Johns had a series of stereotypes for other nations: Germans were stiff-necked, the French were unreliable, Canadians were solid, Australians were laconic. I’m sure I had echoes of these stereotypes in my head until I travelled, and was able to form my own views.
One outcome of our paper was that within days it had (as we now say) gone viral. Its message was re-broadcast in The Times, the New York Times and elsewhere, and librarians were asked here and overseas whether or not they should remove his books from their shelves. Some did so; some said proudly that they had done so a long time ago. We had specifically said a ban was not our intention, because we knew that some librarians had a dim view not only of W. E. Johns but also of Enid Blyton and her genre. I was then and still am opposed to book censorship of any kind. But we had a week’s international fame.
The second was a meeting I had with Rayner Unwin, of Allen & Unwin, in London in 1981. I had sent him the paper, and he was keen to discuss it, and the book that would flow from it. Now Rayner Unwin had been the 10-year-old who told his publisher father that Allen & Unwin should publish a kid’s book called The Hobbit, and later, in 1951, that the firm should publish the same author’s inordinately long manuscript of The Lord of the Rings. In consequence, and given that I was a Tolkien fan, special attention was due to his appraisal. I had a most enjoyable conversation with him that covered a wide range of topics.

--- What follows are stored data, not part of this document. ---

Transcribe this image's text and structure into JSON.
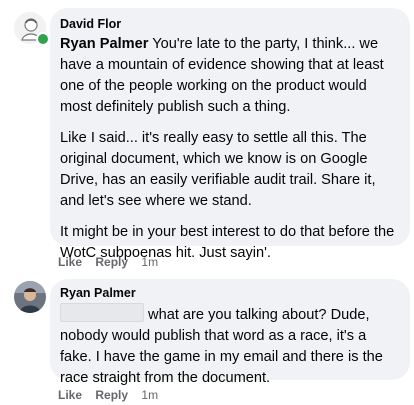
{
  "comments": [
    {
      "author": "David Flor",
      "mention": "Ryan Palmer",
      "paragraphs": [
        " You're late to the party, I think... we have a mountain of evidence showing that at least one of the people working on the product would most definitely publish such a thing.",
        "Like I said... it's really easy to settle all this. The original document, which we know is on Google Drive, has an easily verifiable audit trail. Share it, and let's see where we stand.",
        "It might be in your best interest to do that before the WotC subpoenas hit. Just sayin'."
      ],
      "actions": {
        "like": "Like",
        "reply": "Reply",
        "time": "1m"
      },
      "online": true
    },
    {
      "author": "Ryan Palmer",
      "text": " what are you talking about? Dude, nobody would publish that word as a race, it's a fake. I have the game in my email and there is the race straight from the document.",
      "actions": {
        "like": "Like",
        "reply": "Reply",
        "time": "1m"
      }
    }
  ],
  "colors": {
    "bubble": "#f0f2f5",
    "meta_text": "#65676b",
    "online": "#31a24c"
  }
}
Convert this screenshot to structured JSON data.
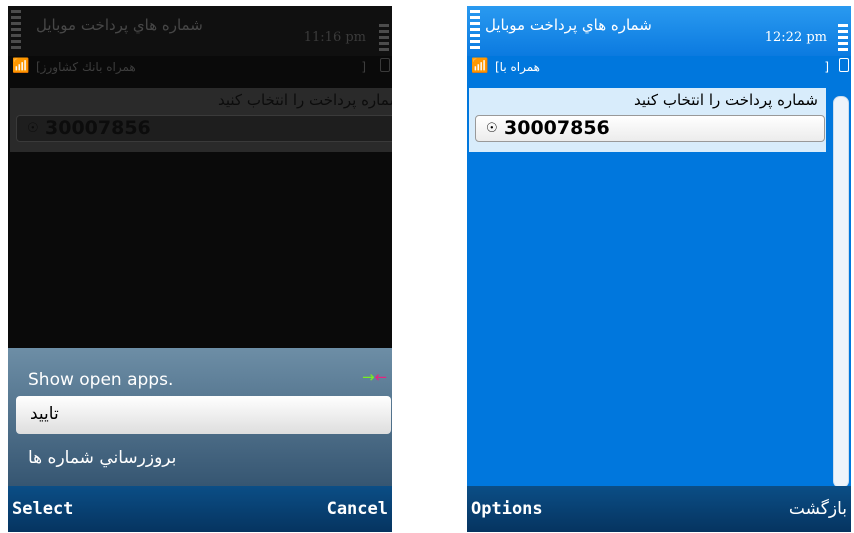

He loved the paper, he said, but we would have to be quick, because there would be half a dozen manuscripts with that purpose floating around London within the next year.
Alas, we couldn’t find the time to do it, and in fact, to the best of my knowledge, no book like the one we proposed has in fact been published. Though I’m still writing, finishing Revisiting Heroes would be a long way down my priority list. Perhaps satire dealt with Johns most successfully. The Monty Python crew had an episode of Biggles Dictates a Letter, with a promised sequel of Biggles Flies Undone, as well as Biggles and the Naughty Things.
Johns would not have approved. I still think that the link between children’s literature and adult behaviour deserves more exploration, but not with a view to banning. And while we would today see Johns as ‘racist’, the word did not exist when he was writing. He was proclaiming what seemed to him the core values of Britain as he saw them. It is a mistake to judge the actions of those past with the moral perspectives of today.